# How much intensity during base training?



## brady1 (Aug 18, 2011)

Last year I was getting back into structured training after a layoff of a couple years. I pretty much followed Friel's Training Bible plan in rebuilding my base and in planning my intervasl work later in the year.

This year I'm hesitant to cut out all threshold/interval work for several weeks while repeating the Prep, Base1, etc. periods. Granted, I don't want to overload my body, just worried about losing any fitness gained this year.

How often/intense would you recommend harder efforts throughout the winter?


----------



## Alex_Simmons/RST (Jan 12, 2008)

Anything up to and including threshold work _is_ base, so do that as often as you feel you can manage. Much depends on your individual circumstances.

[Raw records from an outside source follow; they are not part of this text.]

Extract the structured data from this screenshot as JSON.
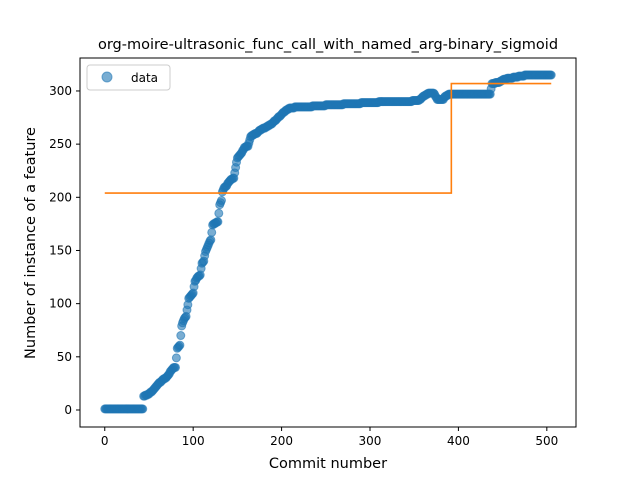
{
  "chart_data": {
    "type": "scatter",
    "title": "org-moire-ultrasonic_func_call_with_named_arg-binary_sigmoid",
    "xlabel": "Commit number",
    "ylabel": "Number of instance of a feature",
    "xlim": [
      -28,
      533
    ],
    "ylim": [
      -16,
      331
    ],
    "x_ticks": [
      0,
      100,
      200,
      300,
      400,
      500
    ],
    "y_ticks": [
      0,
      50,
      100,
      150,
      200,
      250,
      300
    ],
    "x_tick_labels": [
      "0",
      "100",
      "200",
      "300",
      "400",
      "500"
    ],
    "y_tick_labels": [
      "0",
      "50",
      "100",
      "150",
      "200",
      "250",
      "300"
    ],
    "legend": {
      "position": "top-left",
      "entries": [
        {
          "label": "data",
          "marker": "circle",
          "color": "#1f77b4"
        }
      ]
    },
    "colors": {
      "points": "#1f77b4",
      "fit": "#ff7f0e"
    },
    "series": [
      {
        "name": "data",
        "kind": "scatter",
        "segments": [
          [
            0,
            1
          ],
          [
            44,
            1
          ],
          [
            44,
            13
          ],
          [
            50,
            15
          ],
          [
            55,
            19
          ],
          [
            60,
            24
          ],
          [
            65,
            28
          ],
          [
            70,
            31
          ],
          [
            78,
            40
          ],
          [
            80,
            40
          ],
          [
            82,
            58
          ],
          [
            84,
            60
          ],
          [
            85,
            61
          ],
          [
            87,
            79
          ],
          [
            88,
            82
          ],
          [
            90,
            86
          ],
          [
            92,
            88
          ],
          [
            95,
            105
          ],
          [
            98,
            108
          ],
          [
            100,
            110
          ],
          [
            102,
            121
          ],
          [
            105,
            125
          ],
          [
            108,
            127
          ],
          [
            110,
            138
          ],
          [
            112,
            140
          ],
          [
            114,
            149
          ],
          [
            116,
            153
          ],
          [
            118,
            157
          ],
          [
            120,
            160
          ],
          [
            122,
            174
          ],
          [
            125,
            176
          ],
          [
            128,
            177
          ],
          [
            130,
            193
          ],
          [
            132,
            197
          ],
          [
            133,
            205
          ],
          [
            135,
            209
          ],
          [
            138,
            211
          ],
          [
            140,
            214
          ],
          [
            143,
            217
          ],
          [
            146,
            218
          ],
          [
            148,
            228
          ],
          [
            150,
            237
          ],
          [
            153,
            240
          ],
          [
            155,
            242
          ],
          [
            158,
            247
          ],
          [
            162,
            248
          ],
          [
            165,
            257
          ],
          [
            168,
            259
          ],
          [
            172,
            260
          ],
          [
            175,
            263
          ],
          [
            180,
            265
          ],
          [
            185,
            267
          ],
          [
            190,
            270
          ],
          [
            195,
            274
          ],
          [
            200,
            278
          ],
          [
            205,
            282
          ],
          [
            210,
            284
          ],
          [
            220,
            285
          ],
          [
            230,
            285
          ],
          [
            240,
            286
          ],
          [
            260,
            287
          ],
          [
            280,
            288
          ],
          [
            300,
            289
          ],
          [
            320,
            290
          ],
          [
            340,
            290
          ],
          [
            355,
            291
          ],
          [
            362,
            296
          ],
          [
            367,
            298
          ],
          [
            372,
            298
          ],
          [
            376,
            292
          ],
          [
            383,
            292
          ],
          [
            385,
            295
          ],
          [
            390,
            297
          ],
          [
            400,
            297
          ],
          [
            410,
            297
          ],
          [
            420,
            297
          ],
          [
            436,
            297
          ],
          [
            438,
            307
          ],
          [
            445,
            308
          ],
          [
            448,
            309
          ],
          [
            452,
            311
          ],
          [
            458,
            312
          ],
          [
            465,
            313
          ],
          [
            470,
            314
          ],
          [
            480,
            315
          ],
          [
            490,
            315
          ],
          [
            505,
            315
          ]
        ]
      },
      {
        "name": "",
        "kind": "step",
        "segments": [
          [
            0,
            204
          ],
          [
            392,
            204
          ],
          [
            392,
            307
          ],
          [
            505,
            307
          ]
        ]
      }
    ]
  }
}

And doing a little training at all levels is just fine. It's when you start to do dedicated blocks of supra-threshold work that you need to be a little more careful about when and how much.


----------



## ABdan (Aug 10, 2012)

My base miles are all Z2 and 3 until Januaryish and then we start doing some threshold specific work. That being said, just riding at those lower intensities, I always feel by the time I start doing threshold work that I'm about 95% of the way to where I was the previous year. 

This also greatly depends on how many hours you are doing. If you are training 6 hours a week then doing true base miles in the Friel sense might not be the best bet.


----------



## brady1 (Aug 18, 2011)

Alex_Simmons/RST said:


> Anything up to and including threshold work _is_ base, so do that as often as you feel you can manage.


I've never heard it put that succinctly; makes perfect sense.

I was thinking off adding an occasional 10-12 min effort with a smattering of shorter 3-5 min efforts, probably on hills. Or perhaps some random light sprints to keep the legs loose; nothing too intense 

Are these fine to add in to spice up an otherwise all Zone 2 ride for several hours?


----------



## brady1 (Aug 18, 2011)

ABdan said:


> My base miles are all Z2 and 3 until Januaryish and then we start doing some threshold specific work. That being said, just riding at those lower intensities, I always feel by the time I start doing threshold work that I'm about 95% of the way to where I was the previous year.
> 
> This also greatly depends on how many hours you are doing. If you are training 6 hours a week then doing true base miles in the Friel sense might not be the best bet.


If you're doing all Z2 and Z3 until January, when do you start that?

My weekly hours average around 10 or so. My heaviest week this year was 15 hours.
With that said, my Base 1 may be a little shorter than last year.

There is talk of a local KOM competition in November that I want to be competitive for. So I'll probably end the season after that and start base; which should have me starting tempo efforts by January.


----------



## JasonLopez (Aug 19, 2012)

"It never get's easier, you just go faster."

"Do you think I want to ride up mountains, like it's easy? It's ****ing hard to be doing this."

Whenever I think about the question of intensity I think of what the pro's have said. Jen's Voigt has some words of wisdom, you should read them. You can almost always go harder than you are. As long as you are not injuring yourself in doing so keep going.


----------



## plx (Mar 28, 2011)

brady1 said:


> If you're doing all Z2 and Z3 until January, when do you start that?
> 
> My weekly hours average around 10 or so. My heaviest week this year was 15 hours.
> With that said, my Base 1 may be a little shorter than last year.
> ...


when you start base you should already be doing some tempo, i mean it's fine to do most z2 but you need some tempo too because 10 hours is not a whole lot of hours to be spending all in z2


----------